Emerging markets private equity investment reached its highest level in 2014 since the Financial Crisis, with investors committing $33.75 billion to 1,246 deals compared to $26.77 billion and 1,058 deals a year earlier, according to the Emerging Markets Private Equity Association. Sub Saharan Africa in particular has attracted record amounts of private investment, attracted by the potential of a young population, a growing middle class and increased macro-economic stability.
The key role of private investment in driving economic growth and job creation is increasingly emphasised by governments and donors. The Financing for Development Summit, taking place in Addis Ababa in mid-July and aiming to secure the means for implementing the Sustainable Development Goals, highlights the key role of private investment. At the same time, it also emphasises the need for investors to adopt principles and reporting standards for socially and environmentally responsible business, which includes good health and safety, constructive community relations, preventing pollution, protecting workers rights and biodiversity, preventing and fighting corruption, illicit financial flows and tax evasion.

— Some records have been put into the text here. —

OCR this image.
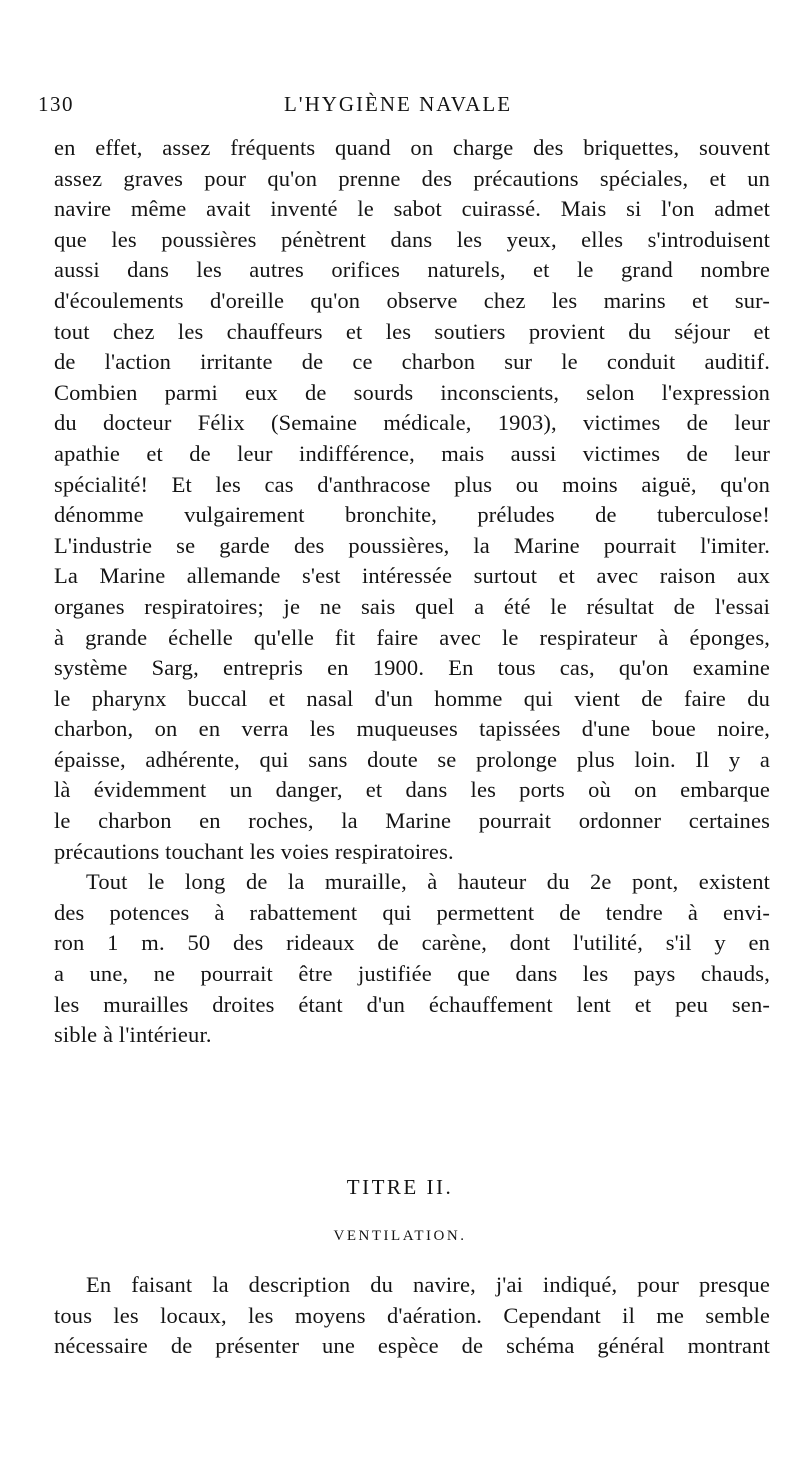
130	L'HYGIÈNE NAVALE
en effet, assez fréquents quand on charge des briquettes, souvent
assez graves pour qu'on prenne des précautions spéciales, et un
navire même avait inventé le sabot cuirassé. Mais si l'on admet
que les poussières pénètrent dans les yeux, elles s'introduisent
aussi dans les autres orifices naturels, et le grand nombre
d'écoulements d'oreille qu'on observe chez les marins et sur-
tout chez les chauffeurs et les soutiers provient du séjour et
de l'action irritante de ce charbon sur le conduit auditif.
Combien parmi eux de sourds inconscients, selon l'expression
du docteur Félix (Semaine médicale, 1903), victimes de leur
apathie et de leur indifférence, mais aussi victimes de leur
spécialité! Et les cas d'anthracose plus ou moins aiguë, qu'on
dénomme vulgairement bronchite, préludes de tuberculose!
L'industrie se garde des poussières, la Marine pourrait l'imiter.
La Marine allemande s'est intéressée surtout et avec raison aux
organes respiratoires; je ne sais quel a été le résultat de l'essai
à grande échelle qu'elle fit faire avec le respirateur à éponges,
système Sarg, entrepris en 1900. En tous cas, qu'on examine
le pharynx buccal et nasal d'un homme qui vient de faire du
charbon, on en verra les muqueuses tapissées d'une boue noire,
épaisse, adhérente, qui sans doute se prolonge plus loin. Il y a
là évidemment un danger, et dans les ports où on embarque
le charbon en roches, la Marine pourrait ordonner certaines
précautions touchant les voies respiratoires.
Tout le long de la muraille, à hauteur du 2e pont, existent
des potences à rabattement qui permettent de tendre à envi-
ron 1 m. 50 des rideaux de carène, dont l'utilité, s'il y en
a une, ne pourrait être justifiée que dans les pays chauds,
les murailles droites étant d'un échauffement lent et peu sen-
sible à l'intérieur.
TITRE II.
VENTILATION.
En faisant la description du navire, j'ai indiqué, pour presque
tous les locaux, les moyens d'aération. Cependant il me semble
nécessaire de présenter une espèce de schéma général montrant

As CDC, the UK development finance institution and among the largest players in emerging markets private equity, launches its updated ESG Toolkit for Fund Managers, this online series will examine how improvements in responsible investment practice can improve business performance and development outcomes.
Key questions to address include:
1. How can responsible investment practice contribute to improved business performance in developing countries?
2. Where are we seeing the most progress in managing environmental, social and governance issues in developing countries, and where do the greatest barriers remain?
3. How can the adoption of responsible business practices in developing countries amongst local firms improve their competitiveness and opportunities to access global supply chains; and how can large companies play a role in supporting local firms to improve ESG performance?